The space tourism race is now firing on all rockets, but one company is hoping to carve out a niche as “the only carbon-neutral, zero-emission way” to travel to the edge of space.
Florida-based Space Perspective plans to take passengers up to 100,000 feet for suborbital adventures in a pressurized capsule suspended from an enormous high-tech version of a hot-air balloon. New images released July 27 show the latest patented capsule design for its Spaceship Neptune craft.
Space Perspective aims to begin transporting groups of up to eight passengers on six-hour flights by the end of 2024. That projected time frame has moved from an earlier estimate of the beginning of that year.
As it doesn’t leave Earth’s gravity, no specialist training will be required and travelers will be able to walk around the capsule environment. The company claims the boarding process will be as simple as that of an airplane.

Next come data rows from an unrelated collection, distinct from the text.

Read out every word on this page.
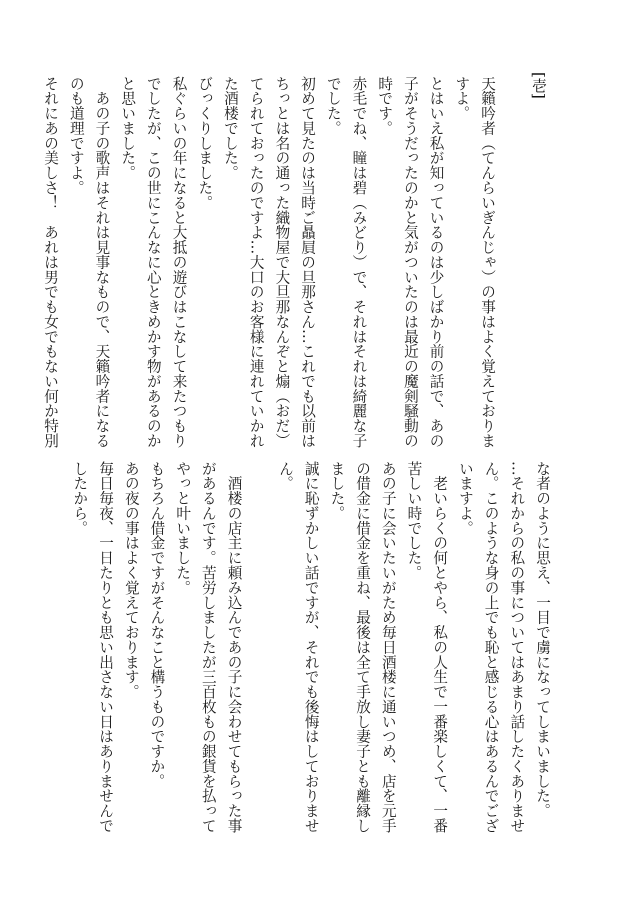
[壱]
天籟吟者（てんらいぎんじゃ）の事はよく覚えておりま
すよ。
とはいえ私が知っているのは少しばかり前の話で、あの
子がそうだったのかと気がついたのは最近の魔剣騒動の
時です。
赤毛でね、瞳は碧（みどり）で、それはそれは綺麗な子
でした。
初めて見たのは当時ご贔屓の旦那さん…これでも以前は
ちっとは名の通った織物屋で大旦那なんぞと煽（おだ）
てられておったのですよ…大口のお客様に連れていかれ
た酒楼でした。
びっくりしました。
私ぐらいの年になると大抵の遊びはこなして来たつもり
でしたが、この世にこんなに心ときめかす物があるのか
と思いました。
　あの子の歌声はそれは見事なもので、天籟吟者になる
のも道理ですよ。
それにあの美しさ！　あれは男でも女でもない何か特別
な者のように思え、一目で虜になってしまいました。
…それからの私の事についてはあまり話したくありませ
ん。このような身の上でも恥と感じる心はあるんでござ
いますよ。
　老いらくの何とやら、私の人生で一番楽しくて、一番
苦しい時でした。
あの子に会いたいがため毎日酒楼に通いつめ、店を元手
の借金に借金を重ね、最後は全て手放し妻子とも離縁し
ました。
誠に恥ずかしい話ですが、それでも後悔はしておりませ
ん。
　酒楼の店主に頼み込んであの子に会わせてもらった事
があるんです。苦労しましたが三百枚もの銀貨を払って
やっと叶いました。
もちろん借金ですがそんなこと構うものですか。
あの夜の事はよく覚えております。
毎日毎夜、一日たりとも思い出さない日はありませんで
したから。
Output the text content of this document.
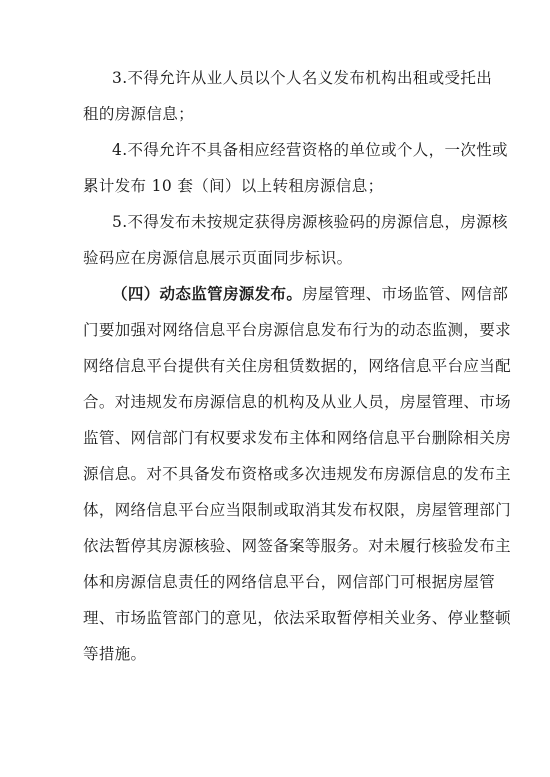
3.不得允许从业人员以个人名义发布机构出租或受托出
租的房源信息；
4.不得允许不具备相应经营资格的单位或个人，一次性或
累计发布 10 套（间）以上转租房源信息；
5.不得发布未按规定获得房源核验码的房源信息，房源核
验码应在房源信息展示页面同步标识。
（四）动态监管房源发布。房屋管理、市场监管、网信部
门要加强对网络信息平台房源信息发布行为的动态监测，要求
网络信息平台提供有关住房租赁数据的，网络信息平台应当配
合。对违规发布房源信息的机构及从业人员，房屋管理、市场
监管、网信部门有权要求发布主体和网络信息平台删除相关房
源信息。对不具备发布资格或多次违规发布房源信息的发布主
体，网络信息平台应当限制或取消其发布权限，房屋管理部门
依法暂停其房源核验、网签备案等服务。对未履行核验发布主
体和房源信息责任的网络信息平台，网信部门可根据房屋管
理、市场监管部门的意见，依法采取暂停相关业务、停业整顿
等措施。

The trips will involve a two-hour gentle ascent above 99% of the Earth’s atmosphere. There’ll then be another leisurely two hours for passengers to enjoy the views from the cabin before the spaceship makes its two-hour descent to the ocean. Voyage to shore will be completed by ship.
Maureen O'Hare
I’m skeptical in general of ‘carbon-neutral’ claims – and here in particular of their projected timeline for the first flight, since the article mentions multiple times that some of their patents are pending and Space Perspective performed a single, uncrewed, test launch to this day. That being said, if this company manages to pull this off, it would be an awesome way to experience near-space, much better than the couple of minutes currently offered by Blue Origin and Virgin Galactic – and an unexpected chapter in the long, and riddled with failures and setbacks, history of airships.